[FR] Generate investigation guides #4358

Mikaayenson · 2025-01-08T21:16:30Z

Pull Request

Issue link(s):

Closes https://github.com/elastic/ia-trade-team/issues/160
Closes https://github.com/elastic/ia-trade-team/issues/146
Closes https://github.com/elastic/security-team/issues/7112
Related to https://github.com/elastic/ia-trade-team/issues/167
Related to https://github.com/elastic/ia-trade-team/issues/487

Summary - What I changed

Added a unit test that enforces investigation guides for Elastic prebuilt rules
Adds a disclaimer to the rules for ones that are genai generated per @approksiu
Note: This will add a large number of rule changes which impacts the number of assets shipped cc. @banderror
Note: Does not relocate setup info that was originally in the note field as our build process will automatically migrate rules to the setup field on build time.
Normalized the header Triage and analysis
Leveraged a bit of code to automate the process.

Details

import tomlkit
from tomlkit import string
from pathlib import Path

for rule in rules:
    if (rule.contents.data.note is not None and ("## Triage and analysis" not in rule.contents.data.note and "## Triage and Analysis" not in rule.contents.data.note)) or rule.contents.data.note is None:
        note = rule.contents.data.note
        updated_date_field = "2025/01/08"

        # Add in generated guide
        rule_uuid = rule.id

        generated_guide_path = Path(f"results/guides/{rule_uuid}_guide.md")
        with generated_guide_path.open() as f:
            new_guide = f.read()

        if note:
            note = f"{new_guide}\n\n{note}"
        else:
            note = new_guide

        with rule.path.open("r", encoding="utf-8") as g:
            toml_data = tomlkit.parse(g.read())

            # update the date
            toml_data["metadata"]["updated_date"] = updated_date_field

            # update the note field
            toml_data["rule"]["note"] = string(note, multiline=True)

        # save the toml_data back to the file
        with rule.path.open("w", encoding="utf-8") as g:
            g.write(tomlkit.dumps(toml_data))

    else:
        print(rule.path)
        print(f"Skipping {rule.id}")


# Updating the date (useful after multiple tweaks)

import subprocess
from pathlib import Path
import tomlkit

# Get the list of modified files using Git
modified_files = subprocess.check_output(
    ["git", "diff", "--name-only", "--relative"],
    text=True
).strip().split("\n")

# Filter only the relevant files (rules and building blocks)
rule_files = [
    Path(file) for file in modified_files
    if file.startswith(("rules/", "rules_building_block/")) and file.endswith(".toml")
]

updated_date_field = "2025/01/08"

for rule_file in rule_files:
    with rule_file.open("r", encoding="utf-8") as f:
        toml_data = tomlkit.parse(f.read())

    # Update the `metadata.updated_date` field
    if "metadata" in toml_data and isinstance(toml_data["metadata"], dict):
        toml_data["metadata"]["updated_date"] = updated_date_field

    with rule_file.open("w", encoding="utf-8") as f:
        f.write(tomlkit.dumps(toml_data))

    print(f"Updated: {rule_file}")

How To Test / Review

Review the content for general consistency
Unit tests should pass
Import the rules into the UI to confirm the guides are formatted properly 8.18-consolidated-rules.ndjson.txt.
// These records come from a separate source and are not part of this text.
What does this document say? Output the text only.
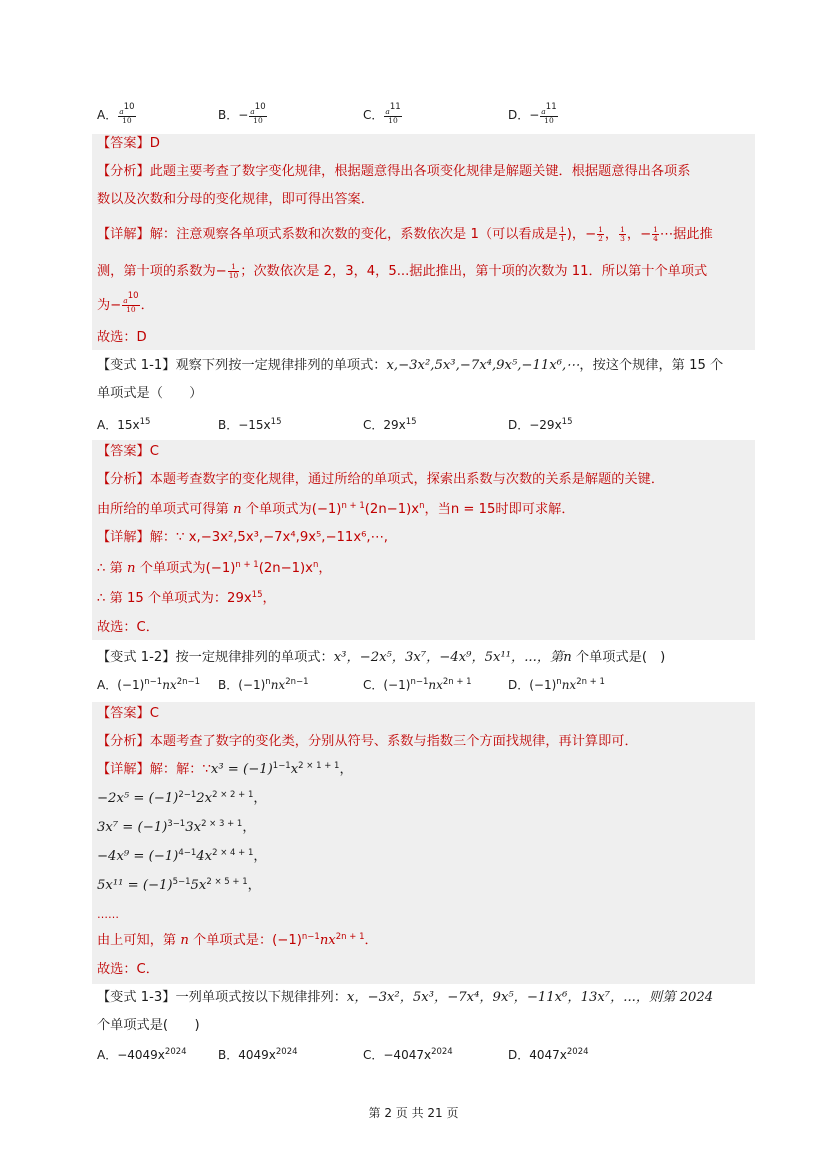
A． $\frac{a^{10}}{10}$	B．− $\frac{a^{10}}{10}$	C． $\frac{a^{11}}{10}$	D．− $\frac{a^{11}}{10}$
【答案】D
【分析】此题主要考查了数字变化规律，根据题意得出各项变化规律是解题关键．根据题意得出各项系
数以及次数和分母的变化规律，即可得出答案．
【详解】解：注意观察各单项式系数和次数的变化，系数依次是 1（可以看成是 $\frac{1}{1}$ )，− $\frac{1}{2}$ ， $\frac{1}{3}$ ，− $\frac{1}{4}$ ⋯据此推
测，第十项的系数为− $\frac{1}{10}$ ；次数依次是 2，3，4，5...据此推出，第十项的次数为 11．所以第十个单项式
为− $\frac{a^{10}}{10}$ ．
故选：D
【变式 1-1】观察下列按一定规律排列的单项式：x,−3x²,5x³,−7x⁴,9x⁵,−11x⁶,⋯，按这个规律，第 15 个
单项式是（　　）
A．$15x^{15}$	B．$-15x^{15}$	C．$29x^{15}$	D．$-29x^{15}$
【答案】C
【分析】本题考查数字的变化规律，通过所给的单项式，探索出系数与次数的关系是解题的关键．
由所给的单项式可得第 n 个单项式为$(-1)^{n + 1}(2n-1)x^n$，当n = 15时即可求解．
【详解】解：∵ x,−3x²,5x³,−7x⁴,9x⁵,−11x⁶,⋯,
∴ 第 n 个单项式为$(-1)^{n + 1}(2n-1)x^n$，
∴ 第 15 个单项式为：$29x^{15}$，
故选：C．
【变式 1-2】按一定规律排列的单项式：x³，−2x⁵，3x⁷，−4x⁹，5x¹¹，...，第n 个单项式是(　)
A．$(-1)^{n-1}nx^{2n-1}$ B．$(-1)^nnx^{2n-1}$	C．$(-1)^{n-1}nx^{2n + 1}$	D．$(-1)^nnx^{2n + 1}$
【答案】C
【分析】本题考查了数字的变化类，分别从符号、系数与指数三个方面找规律，再计算即可．
【详解】解：解：∵x³ = $(-1)^{1-1}x^{2 \times 1 + 1}$，
$-2x^5 = (-1)^{2-1}2x^{2 \times 2 + 1}$，
$3x^7 = (-1)^{3-1}3x^{2 \times 3 + 1}$，
$-4x^9 = (-1)^{4-1}4x^{2 \times 4 + 1}$，
$5x^{11} = (-1)^{5-1}5x^{2 \times 5 + 1}$，
……
由上可知，第 n 个单项式是：$(-1)^{n-1}nx^{2n + 1}$．
故选：C．
【变式 1-3】一列单项式按以下规律排列：x，−3x²，5x³，−7x⁴，9x⁵，−11x⁶，13x⁷，...，则第 2024
个单项式是(　　)
A．$-4049x^{2024}$	B．$4049x^{2024}$	C．$-4047x^{2024}$	D．$4047x^{2024}$
第 2 页 共 21 页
Note: The number of rules is getting large so a few were removed from the ndjson so that the UI would import them.
Would like someone from security-docs to review cc. @jmikell821

Sample UI: AWS IAM Password Recovery Requested

Important

Please make the changes and use the "suggest changes" feature in lieu of comments. That way the changes can be accepted as a batch change.

Checklist

Added a label for the type of pr: bug, enhancement, schema, maintenance, Rule: New, Rule: Deprecation, Rule: Tuning, Hunt: New, or Hunt: Tuning so guidelines can be generated
Added the meta:rapid-merge label if planning to merge within 24 hours
Secret and sensitive material has been managed correctly
Automated testing was updated or added to match the most common scenarios
Documentation and comments were added for features that require explanation

protectionsmachine · 2025-01-08T21:16:44Z

Mikaayenson · 2025-01-08T21:17:21Z

detection_rules/rule_formatter.py

+                    if 'query' in osquery_item and isinstance(osquery_item['query'], str):
+                        # Transform instances of \ to \\ as calling write will convert \\ to \.
+                        # This will ensure that the output file has the correct number of backslashes.
+                        osquery_item['query'] = osquery_item['query'].replace("\\", "\\\\")


I noticed this when trying to run toml-lint on our rules. Without this accounted for, it breaks the loader on formatting issues.

Mikaayenson · 2025-01-08T21:18:08Z

tests/test_all_rules.py

+
+        for rule in self.all_rules:
+            if not rule.contents.data.is_elastic_rule:
+                continue  # Don't enforce on non-Elastic rules


Question if we should go ahead an enforce on all rules.

w0rk3r · 2025-01-08T22:57:23Z

tests/test_all_rules.py

+    def test_note_contains_triage_and_analysis(self):
+        """Ensure the note field contains Triage and analysis content for Elastic rules."""


Added a unit test that enforces investigation guides for Elastic prebuilt rules

Is this needed? If we are going to go all in for the generated guides, couldn't we have a weekly/monthly automation that generates guides for new rules and open a PR?

My preference is have the complete rule at initial release, so users get full picture, and we do not introduce additional updates. I can understand there might be exceptions for urgent releases.

IMO: That adds more complexity when reviewing, potentially distracting reviewers from what matters the most: rule logic

Plus, it adds one more step to get the rules done, as authors would need to fix the generated guide before pushing the PR

This question is related to #4358 (comment) FWIW, we now have a GitHub action job that can run on a detection-rules branch to generate a guide (given the rule uuid), so the idea would be to generate the guide assuming it follows the same general guidance as this PR.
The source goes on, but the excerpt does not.